In earlier interviews, the Department of Agrarian Reform (DAR) Undersecretary for Legal Affairs Luis Meinrado C. Pangulayan said the distribution of government-owned lands under the Duterte administration will entail a cost of at least P10 billion on top of the annual budget of the agency under the General Appropriations Act (GAA).
Pangulayan said the proposed budget will ensure the distribution of vast tracts of government-owned lands to qualified farmer-beneficiaries under what CARP Phase 2 or second phase of CARP.
Pangulayan said then that a preliminary list of government-owned lands being eyed for distribution includes the 9,000-hectare Yulo King Ranch in Busuanga, Palawan; a 5,000-hectare land of the University of Southern Mindanao; the 5,200-hectare Davao Penal Colony; and a 100-hectare land of the Aurora State College of Technology.
Once signed by the President, officials of the DAR can now place the said lands, including all other government lands that qualify as agricultural land, under CARP.
The policy aims to accelerate and ensure the immediate identification and segregation of all unclassified lands of public domain and all lands owned by the government or by any of its agencies and instrumentalities by the government or any government agencies suitable for agriculture.
The EO mandates all concerned government agencies, particularly the DENR, to relinquish authority over these lands for immediate distribution.
The Duterte administration’s agrarian reform program or CARP 2 is anchored on the state policy to implement agrarian reform, citing Article XIII Section 4 of the 1987 Philippine Constitution.
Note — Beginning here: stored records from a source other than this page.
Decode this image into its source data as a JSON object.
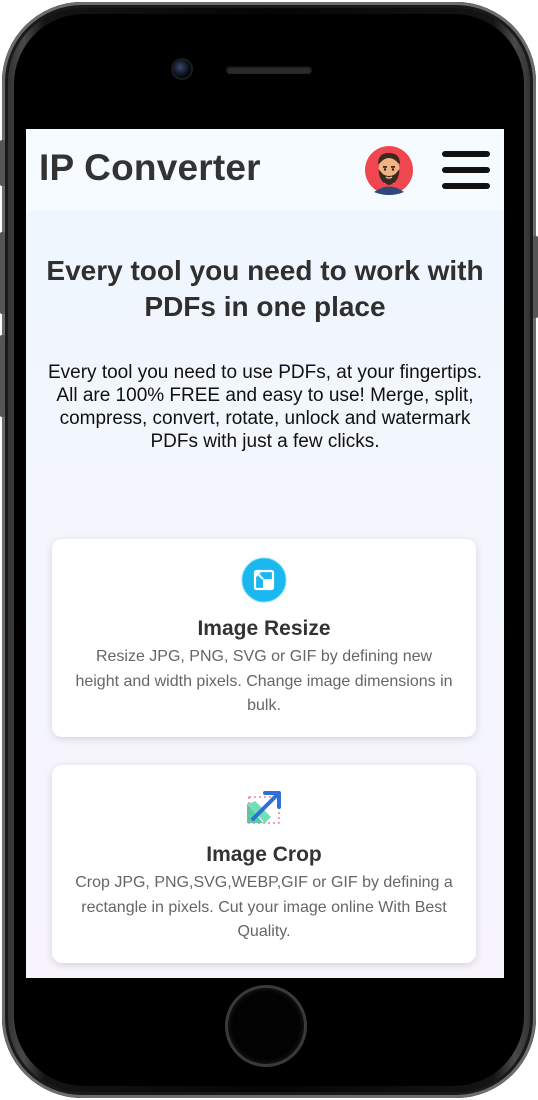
{
  "header": {
    "logo": "IP Converter",
    "avatar_icon": "bearded-man-avatar",
    "menu_icon": "hamburger-menu-icon"
  },
  "hero": {
    "title_line1": "Every tool you need to work with",
    "title_line2": "PDFs in one place",
    "description": "Every tool you need to use PDFs, at your fingertips. All are 100% FREE and easy to use! Merge, split, compress, convert, rotate, unlock and watermark PDFs with just a few clicks."
  },
  "tools": [
    {
      "icon": "image-resize-icon",
      "title": "Image Resize",
      "description": "Resize JPG, PNG, SVG or GIF by defining new height and width pixels. Change image dimensions in bulk."
    },
    {
      "icon": "image-crop-icon",
      "title": "Image Crop",
      "description": "Crop JPG, PNG,SVG,WEBP,GIF or GIF by defining a rectangle in pixels. Cut your image online With Best Quality."
    }
  ],
  "colors": {
    "accent": "#1ab8ee",
    "crop_green": "#4fd1a5",
    "crop_blue": "#2f6fd8",
    "text_dark": "#333333",
    "text_muted": "#666666"
  }
}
Article XII Section 6, provides that the State shall apply the principles of agrarian reform for stewardship, whenever applicable in accordance with law, in the disposition or utilization of other natural resources, including lands of the public domain under lease or concession suitable to agriculture.
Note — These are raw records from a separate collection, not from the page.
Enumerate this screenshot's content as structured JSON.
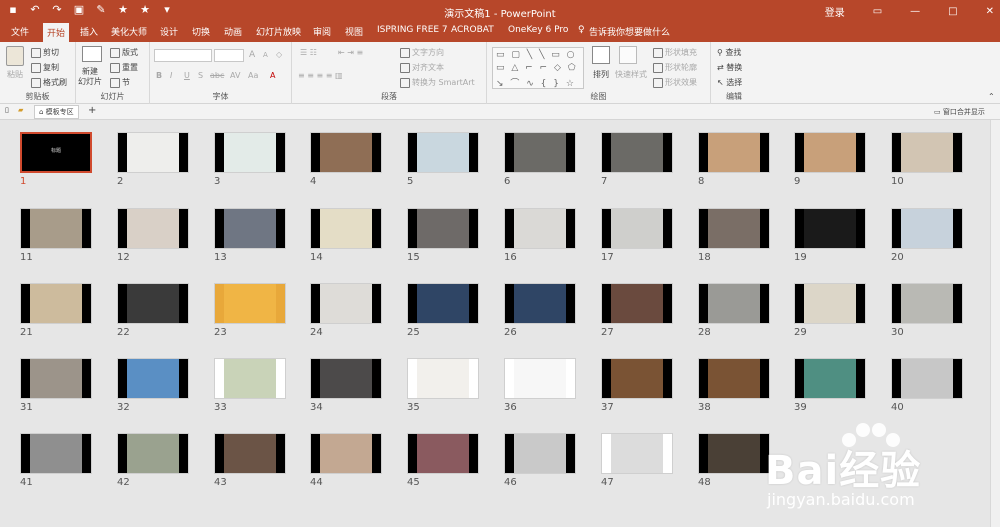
{
  "window": {
    "title": "演示文稿1 - PowerPoint",
    "login": "登录",
    "quick_access": [
      "save-icon",
      "undo-icon",
      "redo-icon",
      "slideshow-icon",
      "brush-icon",
      "star-icon",
      "star-icon",
      "customize-icon"
    ],
    "controls": [
      "restore-ribbon-icon",
      "minimize-icon",
      "maximize-icon",
      "close-icon"
    ]
  },
  "tabs": [
    "文件",
    "开始",
    "插入",
    "美化大师",
    "设计",
    "切换",
    "动画",
    "幻灯片放映",
    "审阅",
    "视图",
    "ISPRING FREE 7",
    "ACROBAT",
    "OneKey 6 Pro",
    "告诉我你想要做什么"
  ],
  "active_tab": "开始",
  "ribbon": {
    "clipboard": {
      "label": "剪贴板",
      "paste": "粘贴",
      "cut": "剪切",
      "copy": "复制",
      "format_painter": "格式刷"
    },
    "slides": {
      "label": "幻灯片",
      "new_slide_1": "新建",
      "new_slide_2": "幻灯片",
      "layout": "版式",
      "reset": "重置",
      "section": "节"
    },
    "font": {
      "label": "字体",
      "bold": "B",
      "italic": "I",
      "underline": "U",
      "strike": "S",
      "shadow": "abc",
      "spacing": "AV",
      "case": "Aa",
      "grow": "A",
      "shrink": "A"
    },
    "paragraph": {
      "label": "段落",
      "text_direction": "文字方向",
      "align_text": "对齐文本",
      "smartart": "转换为 SmartArt"
    },
    "drawing": {
      "label": "绘图",
      "arrange": "排列",
      "quick_styles": "快速样式",
      "fill": "形状填充",
      "outline": "形状轮廓",
      "effects": "形状效果"
    },
    "editing": {
      "label": "编辑",
      "find": "查找",
      "replace": "替换",
      "select": "选择"
    }
  },
  "subbar": {
    "template_zone": "模板专区",
    "add": "+",
    "merge_window": "窗口合并显示"
  },
  "slides": [
    {
      "n": "1",
      "bg": "#000000",
      "ph": "#000000",
      "caption": "标题"
    },
    {
      "n": "2",
      "bg": "#000000",
      "ph": "#eeeeec"
    },
    {
      "n": "3",
      "bg": "#000000",
      "ph": "#e3ebe8"
    },
    {
      "n": "4",
      "bg": "#000000",
      "ph": "#8f6e55"
    },
    {
      "n": "5",
      "bg": "#000000",
      "ph": "#c9d7df"
    },
    {
      "n": "6",
      "bg": "#000000",
      "ph": "#6b6a66"
    },
    {
      "n": "7",
      "bg": "#000000",
      "ph": "#6b6a66"
    },
    {
      "n": "8",
      "bg": "#000000",
      "ph": "#c8a07a"
    },
    {
      "n": "9",
      "bg": "#000000",
      "ph": "#c8a07a"
    },
    {
      "n": "10",
      "bg": "#000000",
      "ph": "#d2c5b3"
    },
    {
      "n": "11",
      "bg": "#000000",
      "ph": "#a89c8a"
    },
    {
      "n": "12",
      "bg": "#000000",
      "ph": "#d9d0c7"
    },
    {
      "n": "13",
      "bg": "#000000",
      "ph": "#6f7683"
    },
    {
      "n": "14",
      "bg": "#000000",
      "ph": "#e4ddc6"
    },
    {
      "n": "15",
      "bg": "#000000",
      "ph": "#6e6a68"
    },
    {
      "n": "16",
      "bg": "#000000",
      "ph": "#dad9d6"
    },
    {
      "n": "17",
      "bg": "#000000",
      "ph": "#cfcfcc"
    },
    {
      "n": "18",
      "bg": "#000000",
      "ph": "#7a6e66"
    },
    {
      "n": "19",
      "bg": "#000000",
      "ph": "#1a1a1a"
    },
    {
      "n": "20",
      "bg": "#000000",
      "ph": "#c7d2dc"
    },
    {
      "n": "21",
      "bg": "#000000",
      "ph": "#cdbb9d"
    },
    {
      "n": "22",
      "bg": "#000000",
      "ph": "#3a3a3a"
    },
    {
      "n": "23",
      "bg": "#e8a83a",
      "ph": "#f0b545"
    },
    {
      "n": "24",
      "bg": "#000000",
      "ph": "#dedcd8"
    },
    {
      "n": "25",
      "bg": "#000000",
      "ph": "#2f4565"
    },
    {
      "n": "26",
      "bg": "#000000",
      "ph": "#2f4565"
    },
    {
      "n": "27",
      "bg": "#000000",
      "ph": "#6a4a3e"
    },
    {
      "n": "28",
      "bg": "#000000",
      "ph": "#9a9a96"
    },
    {
      "n": "29",
      "bg": "#000000",
      "ph": "#dcd6c8"
    },
    {
      "n": "30",
      "bg": "#000000",
      "ph": "#b9b9b4"
    },
    {
      "n": "31",
      "bg": "#000000",
      "ph": "#9c948a"
    },
    {
      "n": "32",
      "bg": "#000000",
      "ph": "#5a8fc4"
    },
    {
      "n": "33",
      "bg": "#ffffff",
      "ph": "#c9d3b8"
    },
    {
      "n": "34",
      "bg": "#000000",
      "ph": "#4c4a4a"
    },
    {
      "n": "35",
      "bg": "#ffffff",
      "ph": "#f2f0ec"
    },
    {
      "n": "36",
      "bg": "#ffffff",
      "ph": "#f7f7f7"
    },
    {
      "n": "37",
      "bg": "#000000",
      "ph": "#7a5334"
    },
    {
      "n": "38",
      "bg": "#000000",
      "ph": "#7a5334"
    },
    {
      "n": "39",
      "bg": "#000000",
      "ph": "#4f8f82"
    },
    {
      "n": "40",
      "bg": "#000000",
      "ph": "#c7c7c7"
    },
    {
      "n": "41",
      "bg": "#000000",
      "ph": "#8f8f8f"
    },
    {
      "n": "42",
      "bg": "#000000",
      "ph": "#9aa28f"
    },
    {
      "n": "43",
      "bg": "#000000",
      "ph": "#6b5446"
    },
    {
      "n": "44",
      "bg": "#000000",
      "ph": "#c3a892"
    },
    {
      "n": "45",
      "bg": "#000000",
      "ph": "#8a5a5f"
    },
    {
      "n": "46",
      "bg": "#000000",
      "ph": "#c9c9c9"
    },
    {
      "n": "47",
      "bg": "#ffffff",
      "ph": "#dcdcdc"
    },
    {
      "n": "48",
      "bg": "#000000",
      "ph": "#4a4036"
    }
  ],
  "selected_slide": "1",
  "watermark": {
    "brand": "Bai经验",
    "url": "jingyan.baidu.com"
  },
  "colors": {
    "accent": "#b7472a",
    "selected": "#d04a2e"
  }
}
There are lands of the public domain that remain unclassified and are currently used for agricultural, or food production, or are suitable for agriculture.
Some of these lands remain idle and can be made productive to alleviate poverty in rural areas.
In explaining the process involved in distributing government-owned agricultural lands, Pangulayan cited EO 407 Series of 1990 and EO 448 Series of 1991, which were issued to accelerate the acquisition of lands of the public domain suitable to agriculture and their distribution under CARP.
However, EO 407 requires the prior issuance of a deed of transfer, which impedes the process if the agency or instrumentality fails or delays the execution of the required legal instrument.
Moreover, EO 448 Series of 1991 requires the DAR to determine the absence of public use of the said lands subject in coordination with the government agency or instrumentality, which delay the process if the agency or instrumentality is uncooperative.
He noted then that sometimes, the heads of government agencies or institutions find a way to avoid CARP coverage, thus, the failure of the DAR to execute its distribution.
In a related development, the Kilusang Magbubukid ng Pilipinas (KMP) called on the DAR to scrap DAR Administrative Order (AO) 1 to stop the massive land conversion of prime agricultural lands in the country.
DAR AO 1 streamlines the process of land-use conversion, which advocates of agrarian reform said, is the primary reason why vast tracts of agricultural land escaped CARP coverage.
At a news conference last week, Castriciones announced the move to fast-track the approval or rejection of a land-use conversion application.
Aside from the creation of the interagency special task force, the Duterte administration has also initially agreed to adopt “a whole-of-government approach” in the processing of applications.
While DAR officials said that the DAR AO 1 is still “a work in progress, the DAR AO 1 work both ways—for the landowner and farmer-beneficiaries.
Under the policy, even farmers who have not fully paid in full the amortization for their CARP-awarded land can apply for land-conversion, DAR Undersecretary for Policy, Planning and Research David D. Erro said.
Republic Act 9700, or the CARP Extension with Reform provides for the use of CARP-awarded lands as loan collateral.
“DAR AO 1 must go to the trash bin where it belongs. The DAR cannot simply act based on President Duterte’s whims and tantrums. It must give primal weight to the interest and welfare of farmers, our agriculture sector and the country’s food security,” Antonio Flores, secretary-general of KMP said in a news statement.